My wife and I have been married 42 years this summer and each of us has things that we hold onto. I have a thousand books and she has remnants of fabric from things that she has sewn over the decades. Regularly she asks me to go through my closets and bookcases to pare down my things. I always react by suggesting she go through her boxes of fabric. A few months ago one of our sisters-in-law told her of a project of sewing simple dresses for girls in Africa. These dresses come in all sizes, and finally Elaine has taken remnants of fabric and cut out and sewn dresses for these girls. The really cool thing is that she has used this project as a way of enlisting and teaching our twelve-year-old granddaughter to sew and to be interested in international missions. This is an example of being repurposed.

I tell this because I have heard some reference of St. Paul being a remnant. I sense that it sounds negative and devaluing. But from a Biblical view the remnant was the faithful who had remained or returned and served as the rebirth of the Jewish nation.

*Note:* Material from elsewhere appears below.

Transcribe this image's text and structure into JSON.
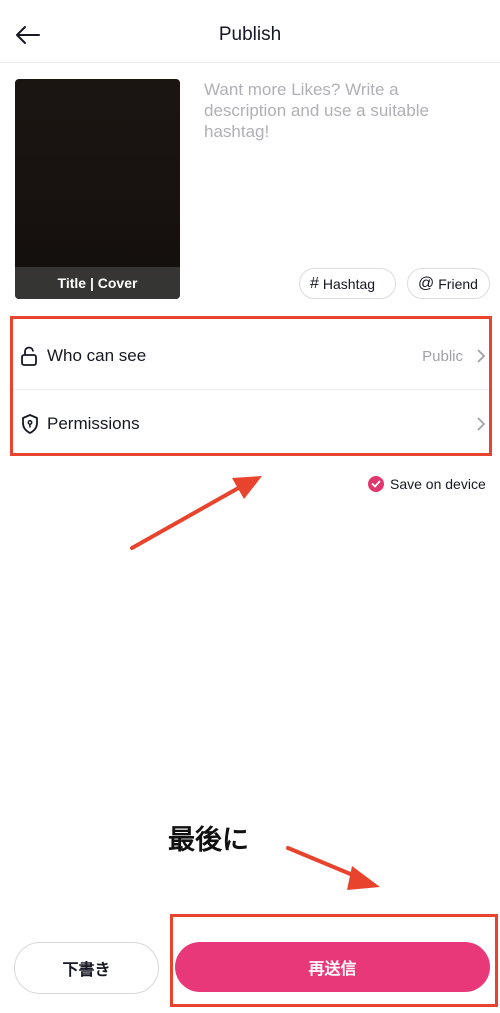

St. Paul has remained while so many churches have closed and left, and like the others who have remained they have struggled to find identity and sustainability. St. Paul’s story is one of perseverance and has

benefited from those who are tenacious enough to not give up. I believe that in God’s timing this is a season of repurposing St. Paul and maybe the missional thrust of the broader church. This is happening in concert with other leaders, congregations and sectors of the city. Simultaneously I am experiencing my own sense of being repurposed. Over the past 40 years I have served and helped hospitals, a university, community missions, churches and not-for-profits to see a larger, comprehensive vision for the future. Today the work is primarily about transforming lives.

Over the last several months God made it very clear to me and others that St. Paul UMC is strategically located to be part of a transformational work in the heart of a community that has been largely deserted and left to deteriorate. Is this not where Jesus is most likely to be seen at work? Is this not where the majesty and manifestation of God’s power can be revealed? Is this not where the church is both called to the essence of mission and able to lead in discipling those who have been discounted and left behind?

It seems that St. Paul’s faithfulness is now only to be surpassed by God’s.